All my business meetings lately seem to end with discussion of the universe. The intelligent, caring, and hilarious universe has been a main character in the story of my life this year. She has lots of eyes, wings, and waves. She’s a metaphor for social networks in some senses—and the way the “alive web” brings machine computing power to emotional and social intelligence.

Aidan asked if I had any other questions, and I used the opportunity to ask for his opinion on the drop-shipping model Tim Ferriss and others propound. Most people love or hate Tim Ferriss, he responded. And in the way being around someone intelligent and caring can up your own analytical and emotional intelligence, his own response—about attention to value—made me put my finger on why I haven’t been able to bring myself to even try the drop-shipping game.

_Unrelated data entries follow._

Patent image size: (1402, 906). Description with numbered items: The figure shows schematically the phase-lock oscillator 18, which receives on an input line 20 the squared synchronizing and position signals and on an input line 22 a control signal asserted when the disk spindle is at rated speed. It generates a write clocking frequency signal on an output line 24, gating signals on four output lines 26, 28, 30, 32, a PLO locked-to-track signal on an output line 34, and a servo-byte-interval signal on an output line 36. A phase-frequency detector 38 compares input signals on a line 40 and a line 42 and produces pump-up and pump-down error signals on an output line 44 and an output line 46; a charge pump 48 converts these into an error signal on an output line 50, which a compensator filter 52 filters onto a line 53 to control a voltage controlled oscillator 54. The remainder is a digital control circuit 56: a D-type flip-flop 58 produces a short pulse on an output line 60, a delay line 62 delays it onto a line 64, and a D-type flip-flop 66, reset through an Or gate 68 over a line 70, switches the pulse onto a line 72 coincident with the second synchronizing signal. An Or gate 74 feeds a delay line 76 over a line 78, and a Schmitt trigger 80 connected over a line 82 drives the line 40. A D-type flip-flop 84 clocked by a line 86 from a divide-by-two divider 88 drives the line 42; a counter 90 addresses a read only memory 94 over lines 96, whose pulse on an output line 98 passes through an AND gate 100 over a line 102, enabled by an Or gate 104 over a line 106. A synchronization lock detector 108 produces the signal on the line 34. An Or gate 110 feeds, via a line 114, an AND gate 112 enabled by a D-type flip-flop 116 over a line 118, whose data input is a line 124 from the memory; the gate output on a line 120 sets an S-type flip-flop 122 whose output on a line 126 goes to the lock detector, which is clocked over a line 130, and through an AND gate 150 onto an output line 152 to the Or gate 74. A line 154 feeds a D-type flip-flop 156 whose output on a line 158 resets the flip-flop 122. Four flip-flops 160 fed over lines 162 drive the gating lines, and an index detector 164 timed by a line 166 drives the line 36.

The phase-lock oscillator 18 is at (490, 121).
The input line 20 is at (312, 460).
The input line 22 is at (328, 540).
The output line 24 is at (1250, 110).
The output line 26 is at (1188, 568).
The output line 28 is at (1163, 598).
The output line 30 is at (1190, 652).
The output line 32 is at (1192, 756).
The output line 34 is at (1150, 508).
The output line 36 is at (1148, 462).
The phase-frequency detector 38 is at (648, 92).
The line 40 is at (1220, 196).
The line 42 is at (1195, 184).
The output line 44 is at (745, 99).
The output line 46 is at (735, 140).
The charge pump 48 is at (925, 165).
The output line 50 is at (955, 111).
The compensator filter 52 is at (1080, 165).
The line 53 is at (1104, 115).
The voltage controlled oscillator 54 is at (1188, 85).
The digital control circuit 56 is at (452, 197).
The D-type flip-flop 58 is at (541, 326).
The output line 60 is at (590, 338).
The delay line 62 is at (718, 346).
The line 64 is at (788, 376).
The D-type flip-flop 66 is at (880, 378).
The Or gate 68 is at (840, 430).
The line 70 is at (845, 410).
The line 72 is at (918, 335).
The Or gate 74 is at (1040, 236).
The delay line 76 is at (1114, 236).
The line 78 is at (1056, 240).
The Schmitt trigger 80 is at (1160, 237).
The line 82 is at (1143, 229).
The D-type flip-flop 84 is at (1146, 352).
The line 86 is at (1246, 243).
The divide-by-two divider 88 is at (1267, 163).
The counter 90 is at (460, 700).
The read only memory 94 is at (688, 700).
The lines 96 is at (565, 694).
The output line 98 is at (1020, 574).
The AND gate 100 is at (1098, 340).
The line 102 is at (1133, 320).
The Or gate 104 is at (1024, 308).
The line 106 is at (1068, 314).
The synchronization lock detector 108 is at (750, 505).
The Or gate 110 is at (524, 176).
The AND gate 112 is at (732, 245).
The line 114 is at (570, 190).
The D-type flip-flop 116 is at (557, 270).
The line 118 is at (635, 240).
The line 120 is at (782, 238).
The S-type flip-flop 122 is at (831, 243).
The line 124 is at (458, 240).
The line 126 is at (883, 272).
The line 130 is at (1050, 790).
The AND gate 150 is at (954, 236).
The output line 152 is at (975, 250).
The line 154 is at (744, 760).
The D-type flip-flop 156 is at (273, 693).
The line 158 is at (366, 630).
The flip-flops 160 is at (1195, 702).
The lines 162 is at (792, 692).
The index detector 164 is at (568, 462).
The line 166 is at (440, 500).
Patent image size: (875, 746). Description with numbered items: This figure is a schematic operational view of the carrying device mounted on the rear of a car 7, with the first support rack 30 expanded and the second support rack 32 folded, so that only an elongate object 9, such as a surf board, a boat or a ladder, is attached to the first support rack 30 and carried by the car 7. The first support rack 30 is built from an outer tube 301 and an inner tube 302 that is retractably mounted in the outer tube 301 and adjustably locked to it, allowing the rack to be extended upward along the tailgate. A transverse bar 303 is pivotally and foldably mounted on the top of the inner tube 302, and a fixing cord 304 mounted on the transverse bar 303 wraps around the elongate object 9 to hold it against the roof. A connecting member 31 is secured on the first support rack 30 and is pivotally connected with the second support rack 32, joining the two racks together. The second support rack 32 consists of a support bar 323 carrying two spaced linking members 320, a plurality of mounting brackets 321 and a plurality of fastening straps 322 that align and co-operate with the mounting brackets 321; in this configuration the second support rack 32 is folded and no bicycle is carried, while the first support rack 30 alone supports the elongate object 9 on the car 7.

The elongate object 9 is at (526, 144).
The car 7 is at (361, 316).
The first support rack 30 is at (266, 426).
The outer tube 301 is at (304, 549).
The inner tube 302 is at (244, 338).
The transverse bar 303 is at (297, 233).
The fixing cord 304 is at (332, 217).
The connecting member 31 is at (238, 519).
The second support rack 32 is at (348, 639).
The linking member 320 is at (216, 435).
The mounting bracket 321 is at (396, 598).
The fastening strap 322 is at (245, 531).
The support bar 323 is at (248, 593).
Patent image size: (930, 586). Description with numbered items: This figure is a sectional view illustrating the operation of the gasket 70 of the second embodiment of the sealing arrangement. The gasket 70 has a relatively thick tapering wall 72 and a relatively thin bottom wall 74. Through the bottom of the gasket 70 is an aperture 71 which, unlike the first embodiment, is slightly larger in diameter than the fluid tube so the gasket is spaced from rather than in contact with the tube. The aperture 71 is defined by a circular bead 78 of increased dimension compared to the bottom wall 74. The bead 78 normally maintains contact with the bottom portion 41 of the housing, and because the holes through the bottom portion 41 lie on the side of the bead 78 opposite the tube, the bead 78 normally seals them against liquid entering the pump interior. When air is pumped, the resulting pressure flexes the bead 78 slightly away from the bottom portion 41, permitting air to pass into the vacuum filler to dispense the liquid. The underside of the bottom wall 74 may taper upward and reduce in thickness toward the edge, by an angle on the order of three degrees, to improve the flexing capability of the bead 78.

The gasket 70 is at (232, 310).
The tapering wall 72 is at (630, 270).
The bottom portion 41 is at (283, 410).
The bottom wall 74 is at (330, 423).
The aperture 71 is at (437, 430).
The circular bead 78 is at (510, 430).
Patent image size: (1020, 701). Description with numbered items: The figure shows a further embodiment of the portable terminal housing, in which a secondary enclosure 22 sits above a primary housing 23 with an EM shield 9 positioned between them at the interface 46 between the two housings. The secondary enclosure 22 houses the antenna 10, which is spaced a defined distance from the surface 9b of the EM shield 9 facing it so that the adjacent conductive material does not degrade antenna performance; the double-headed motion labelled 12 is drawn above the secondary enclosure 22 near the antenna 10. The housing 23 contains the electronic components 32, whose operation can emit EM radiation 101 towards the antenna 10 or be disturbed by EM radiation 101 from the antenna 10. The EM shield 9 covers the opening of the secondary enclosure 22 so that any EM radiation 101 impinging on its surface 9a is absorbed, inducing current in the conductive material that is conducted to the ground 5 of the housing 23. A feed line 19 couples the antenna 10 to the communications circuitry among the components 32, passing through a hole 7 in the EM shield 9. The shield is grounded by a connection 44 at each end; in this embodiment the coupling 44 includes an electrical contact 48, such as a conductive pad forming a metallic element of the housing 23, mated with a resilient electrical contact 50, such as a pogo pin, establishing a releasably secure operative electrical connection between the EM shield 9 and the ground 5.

There’s something resembling an easy step-by-step money-making process there. You find a product online that relates to an area of your expertise. You might validate the market for it using Pay Per Click ads on Google. And then you make and advertise a website that resells it. Buy in bulk, sell through middle-men online. You never have to deal with the product. You’re effectively just driving the traffic and taking a cut, as I understand it. Do the same thing with services, like web design, research assistance, or social media management—or other people’s time as you advise them in your book or on your website to play this game—and the same model is called arbitrage. So in the increasingly service-oriented economy, most businesses profit from human forms of drop-shipping.

One of the reasons art businesses are so hard to conceive and profit from is that it’s not really a good or a service you’re trying to sell. It’s an idea. Ideas may help sell other good and services—like the idea of happiness helps sell cars and candybars—but they’re in a different category altogether. And they’re what art sells, what it is. It should be the most profitable type of business in the world, because ideas are free.

Anyway, drop-shipping and some forms of arbitrage are morally problematic insofar as they don’t generate obvious value. Maybe you can help people save money by buying a good in bulk at a huge discount and reselling it online at only a partial discount, so you and the customer base both gain in a sense. But it doesn’t feel right.

The reason I left a Harvard postdoc to launch my own art business even though that is, in many senses, a totally crazy move, is because I have faith. I have faith in the goodness in myself, others and the world—in my ability to recognize and develop that goodness—and in the intelligent, caring, and hilarious universe to recognize that development and reward me. Trying to make money any old way doesn’t keep that faith. That’s not what embracing money as a metaphor for value and trusting that the market has some sense is about.

It’s about making art that makes people’s lives better. But I’m still trying to figure out what that means.